46 feared trapped in coal mine

NOVOSHAKHTINSK — Russian rescue teams, working with simple drills and their bare hands, raced to break through into a flooding shaft where 46 coal miners were trapped more than half a mile below the surface yesterday.

Officials said no contact had been made with the miners in the aging shaft in southern Russia, deluged by freezing water and coal sludge when the walls of an underground lake breached late Thursday.

Hopes rested on the prospect they had scrambled up into a tiny air pocket some 2,500 feet beneath the surface — with floodwaters still pouring into the shaft.


Princes criticize Diana’s former butler

LONDON — Princes William and Harry harshly criticized former royal butler Paul Burrell yesterday for what they called a “cold and overt betrayal” of their mother in revelations about her private life.

In a statement unprecedented for its strength of feeling, 21-year-old William, who was also speaking on behalf of his younger brother, said Princess Diana would have been “mortified” at Mr. Burrell’s actions if she were alive today.

Mr. Burrell has written about his years as the princess’ butler, and excerpts have been carried all week in the Daily Mirror newspaper.

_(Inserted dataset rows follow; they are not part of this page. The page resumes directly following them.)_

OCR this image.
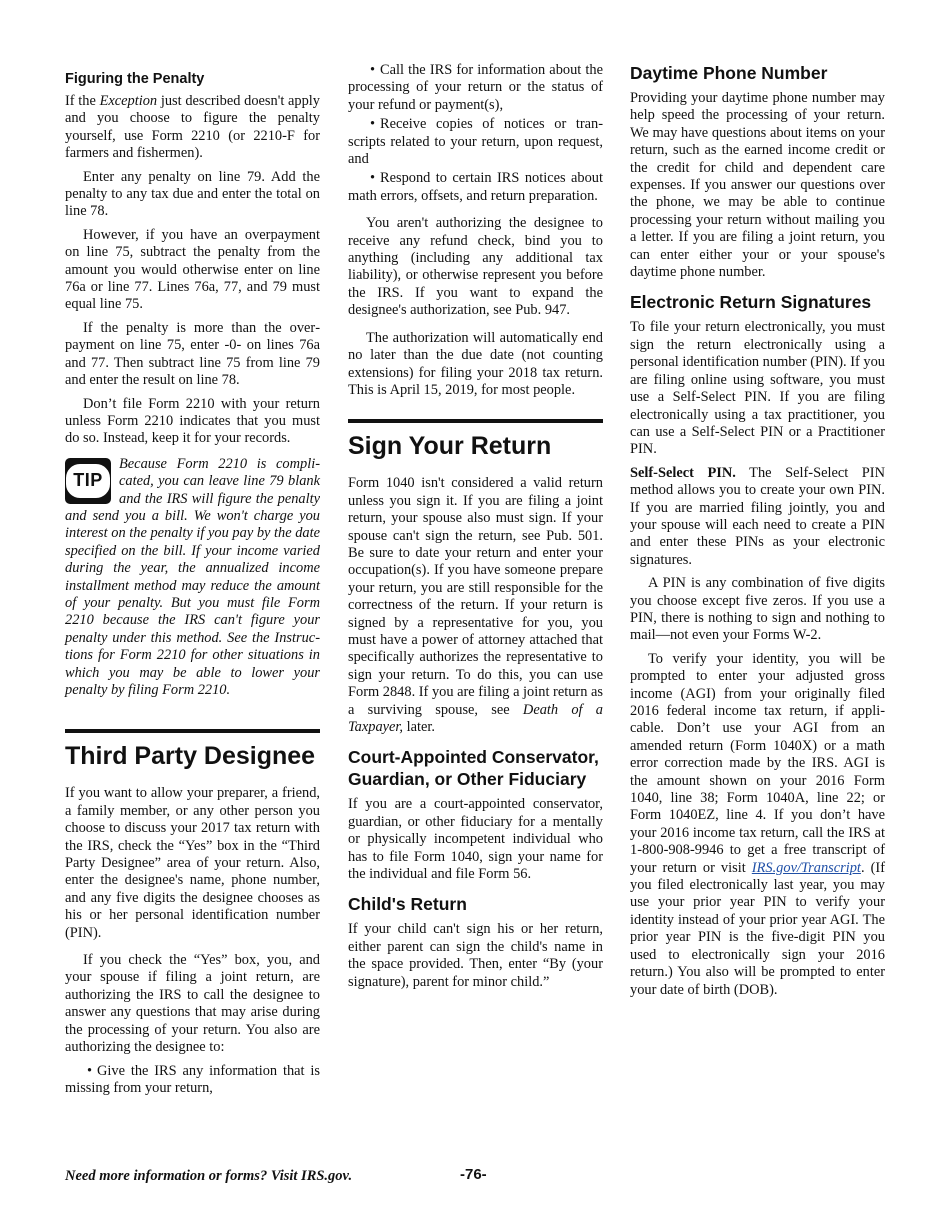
Figuring the Penalty

If the Exception just described doesn't apply and you choose to figure the penalty yourself, use Form 2210 (or 2210-F for farmers and fishermen).

Enter any penalty on line 79. Add the penalty to any tax due and enter the total on line 78.

However, if you have an overpayment on line 75, subtract the penalty from the amount you would otherwise enter on line 76a or line 77. Lines 76a, 77, and 79 must equal line 75.

If the penalty is more than the overpayment on line 75, enter -0- on lines 76a and 77. Then subtract line 75 from line 79 and enter the result on line 78.

Don’t file Form 2210 with your return unless Form 2210 indicates that you must do so. Instead, keep it for your records.

TIP

Because Form 2210 is complicated, you can leave line 79 blank and the IRS will figure the penalty and send you a bill. We won't charge you interest on the penalty if you pay by the date specified on the bill. If your income varied during the year, the annualized income installment method may reduce the amount of your penalty. But you must file Form 2210 because the IRS can't figure your penalty under this method. See the Instructions for Form 2210 for other situations in which you may be able to lower your penalty by filing Form 2210.

Third Party Designee

If you want to allow your preparer, a friend, a family member, or any other person you choose to discuss your 2017 tax return with the IRS, check the “Yes” box in the “Third Party Designee” area of your return. Also, enter the designee's name, phone number, and any five digits the designee chooses as his or her personal identification number (PIN).

If you check the “Yes” box, you, and your spouse if filing a joint return, are authorizing the IRS to call the designee to answer any questions that may arise during the processing of your return. You also are authorizing the designee to:

• Give the IRS any information that is missing from your return,

• Call the IRS for information about the processing of your return or the status of your refund or payment(s),

• Receive copies of notices or transcripts related to your return, upon request, and

• Respond to certain IRS notices about math errors, offsets, and return preparation.

You aren't authorizing the designee to receive any refund check, bind you to anything (including any additional tax liability), or otherwise represent you before the IRS. If you want to expand the designee's authorization, see Pub. 947.

The authorization will automatically end no later than the due date (not counting extensions) for filing your 2018 tax return. This is April 15, 2019, for most people.

Sign Your Return

Form 1040 isn't considered a valid return unless you sign it. If you are filing a joint return, your spouse also must sign. If your spouse can't sign the return, see Pub. 501. Be sure to date your return and enter your occupation(s). If you have someone prepare your return, you are still responsible for the correctness of the return. If your return is signed by a representative for you, you must have a power of attorney attached that specifically authorizes the representative to sign your return. To do this, you can use Form 2848. If you are filing a joint return as a surviving spouse, see Death of a Taxpayer, later.

Court-Appointed Conservator, Guardian, or Other Fiduciary

If you are a court-appointed conservator, guardian, or other fiduciary for a mentally or physically incompetent individual who has to file Form 1040, sign your name for the individual and file Form 56.

Child's Return

If your child can't sign his or her return, either parent can sign the child's name in the space provided. Then, enter “By (your signature), parent for minor child.”

Daytime Phone Number

Providing your daytime phone number may help speed the processing of your return. We may have questions about items on your return, such as the earned income credit or the credit for child and dependent care expenses. If you answer our questions over the phone, we may be able to continue processing your return without mailing you a letter. If you are filing a joint return, you can enter either your or your spouse's daytime phone number.

Electronic Return Signatures

To file your return electronically, you must sign the return electronically using a personal identification number (PIN). If you are filing online using software, you must use a Self-Select PIN. If you are filing electronically using a tax practitioner, you can use a Self-Select PIN or a Practitioner PIN.

Self-Select PIN. The Self-Select PIN method allows you to create your own PIN. If you are married filing jointly, you and your spouse will each need to create a PIN and enter these PINs as your electronic signatures.

A PIN is any combination of five digits you choose except five zeros. If you use a PIN, there is nothing to sign and nothing to mail—not even your Forms W-2.

To verify your identity, you will be prompted to enter your adjusted gross income (AGI) from your originally filed 2016 federal income tax return, if applicable. Don’t use your AGI from an amended return (Form 1040X) or a math error correction made by the IRS. AGI is the amount shown on your 2016 Form 1040, line 38; Form 1040A, line 22; or Form 1040EZ, line 4. If you don’t have your 2016 income tax return, call the IRS at 1-800-908-9946 to get a free transcript of your return or visit IRS.gov/Transcript. (If you filed electronically last year, you may use your prior year PIN to verify your identity instead of your prior year AGI. The prior year PIN is the five-digit PIN you used to electronically sign your 2016 return.) You also will be prompted to enter your date of birth (DOB).

Need more information or forms? Visit IRS.gov.	-76-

Rebels pressure new leader to quit

MONROVIA — Liberia’s main rebel faction said yesterday it wanted the head of a new transition government to step down, casting a shadow over a peace accord meant to end nearly 14 years of civil war.

The leader of the rebel Liberians United for Reconciliation and Democracy (LURD) accused Gyude Bryant, who took office on Oct. 14, of violating the peace accord in a disagreement over rebel nominations to key administrative posts.

Mr. Bryant, a low-profile businessman, was picked in August by the warring factions for his perceived neutrality, in line with a peace deal signed after the departure of now-exiled leader Charles Taylor.


Former fighters give up arms

KUNDUZ — Parading without their assault rifles, nearly 1,000 former Afghan fighters showed their commitment Friday to laying down their weapons at the start of a United Nations-sponsored disarmament program.

The fighters are members of militias loyal to local warlords, and their demobilization is an important part of President Hamid Karzai’s effort to expand his government’s control outside the capital, Kabul.


Millions protest pension reforms

ROME — Millions of Italians from the Alps to the island of Sicily staged a half-day strike yesterday against government plans to reform the pensions system, snarling public transport, closing factories and shutting schools.

However, business leaders suggested the walkout was smaller than in recent labor disputes and Prime Minister Silvio Berlusconi’s supporters said they would press ahead with moves to raise the retirement age.

Italy’s three main unions said 1.5 million flag-waving, whistle-blowing protesters had demonstrated in piazzas throughout the country, and some 10 million workers — about 80 percent of those on full-time contracts — had laid down tools for four hours.